David Pryde

Personal information
- Full name: David Pryde
- Date of birth: 10 November 1913
- Place of birth: Newtongrange, Midlothian, Scotland
- Date of death: 1987 (aged 73–74)
- Position(s): Wing half

Youth career
- Margate

Senior career*
- Years: Team / Apps / (Gls)
- 1935–1946: Arsenal / 4 / (0)
- 1935–1937: → Margate (loan)
- 1946–1950: Torquay United / 64 / (0)

= David Pryde (footballer) =

Scottish footballer

David Pryde (10 November 1913 – 1987) was a Scottish footballer.

Born in Newtongrange, Pryde started out as an amateur at Margate, before being signed by Margate's "parent" club, Arsenal, in May 1935. He was immediately loaned back out to Margate for another two seasons, before returning to Arsenal and taking his place in the club's reserve side as wing half. He made his first-team debut in a First Division match against Sunderland on 4 February 1939, a game Arsenal won 2–0. He went on to make four appearances that season, but like many footballers of his generation, his career was interrupted by World War II.
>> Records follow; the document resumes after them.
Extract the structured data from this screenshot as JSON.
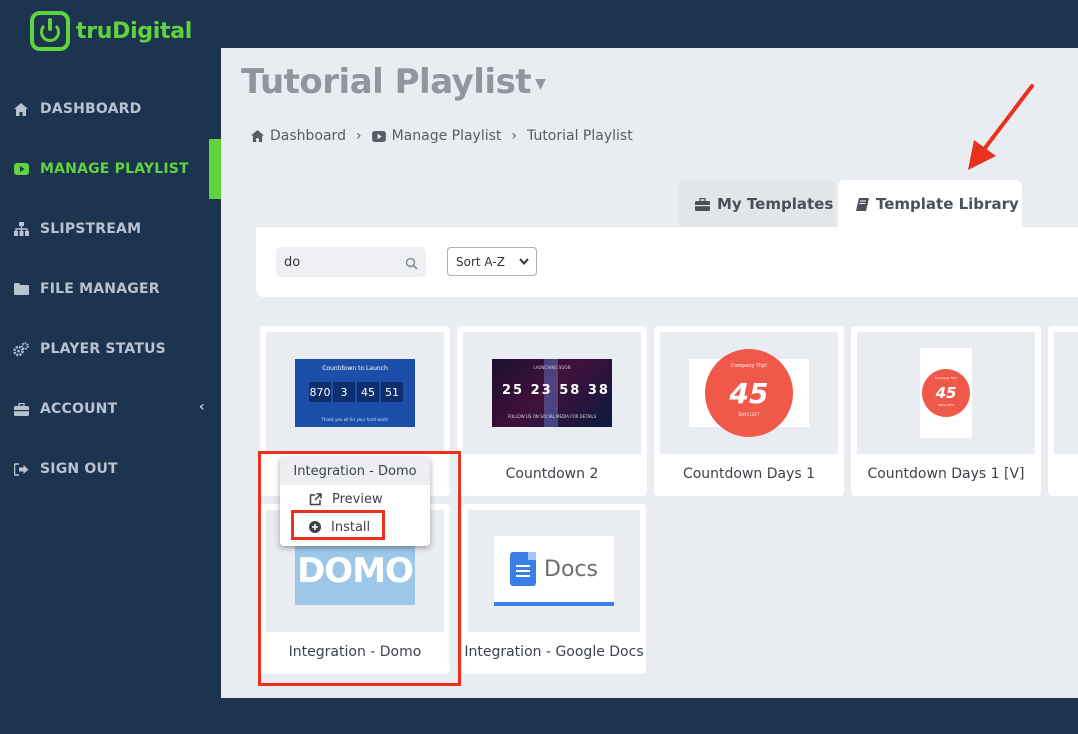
{
  "brand": {
    "name": "truDigital",
    "accent": "#5fd43c"
  },
  "sidebar": {
    "items": [
      {
        "label": "DASHBOARD",
        "icon": "home-icon"
      },
      {
        "label": "MANAGE PLAYLIST",
        "icon": "play-icon",
        "active": true
      },
      {
        "label": "SLIPSTREAM",
        "icon": "sitemap-icon"
      },
      {
        "label": "FILE MANAGER",
        "icon": "folder-icon"
      },
      {
        "label": "PLAYER STATUS",
        "icon": "gears-icon"
      },
      {
        "label": "ACCOUNT",
        "icon": "briefcase-icon",
        "expand": "‹"
      },
      {
        "label": "SIGN OUT",
        "icon": "sign-out-icon"
      }
    ]
  },
  "page": {
    "title": "Tutorial Playlist",
    "breadcrumb": [
      "Dashboard",
      "Manage Playlist",
      "Tutorial Playlist"
    ]
  },
  "tabs": {
    "my_templates": "My Templates",
    "template_library": "Template Library"
  },
  "filters": {
    "search_value": "do",
    "sort_value": "Sort A-Z"
  },
  "templates": [
    {
      "label": "Countdown to Launch",
      "thumb": {
        "title": "Countdown to Launch",
        "numbers": [
          "870",
          "3",
          "45",
          "51"
        ],
        "footer": "Thank you all for your hard work!"
      }
    },
    {
      "label": "Countdown 2",
      "thumb": {
        "top": "LAUNCHING SOON",
        "numbers": "25 23 58 38",
        "bottom": "FOLLOW US ON SOCIAL MEDIA FOR DETAILS"
      }
    },
    {
      "label": "Countdown Days 1",
      "thumb": {
        "company": "Company Trip!",
        "number": "45",
        "caption": "DAYS LEFT"
      }
    },
    {
      "label": "Countdown Days 1 [V]",
      "thumb": {
        "company": "Company Trip!",
        "number": "45",
        "caption": "DAYS LEFT"
      }
    },
    {
      "label": "Integration - Domo",
      "thumb": {
        "logo_text": "DOMO"
      }
    },
    {
      "label": "Integration - Google Docs",
      "thumb": {
        "logo_text": "Docs"
      }
    }
  ],
  "popup": {
    "title": "Integration - Domo",
    "preview": "Preview",
    "install": "Install"
  }
}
During the War he served with the Royal Air Force in India and Burma, while occasionally playing wartime matches for Arsenal (making 23 appearances in total, which are not officially counted). By the time official football had resumed in 1946–47, Pryde was 32, and he left Arsenal in October 1946 with just four pre-war league appearances to his name. He moved to Torquay United and spent four seasons there, making 64 league appearances, before retiring in 1950. He died in 1987.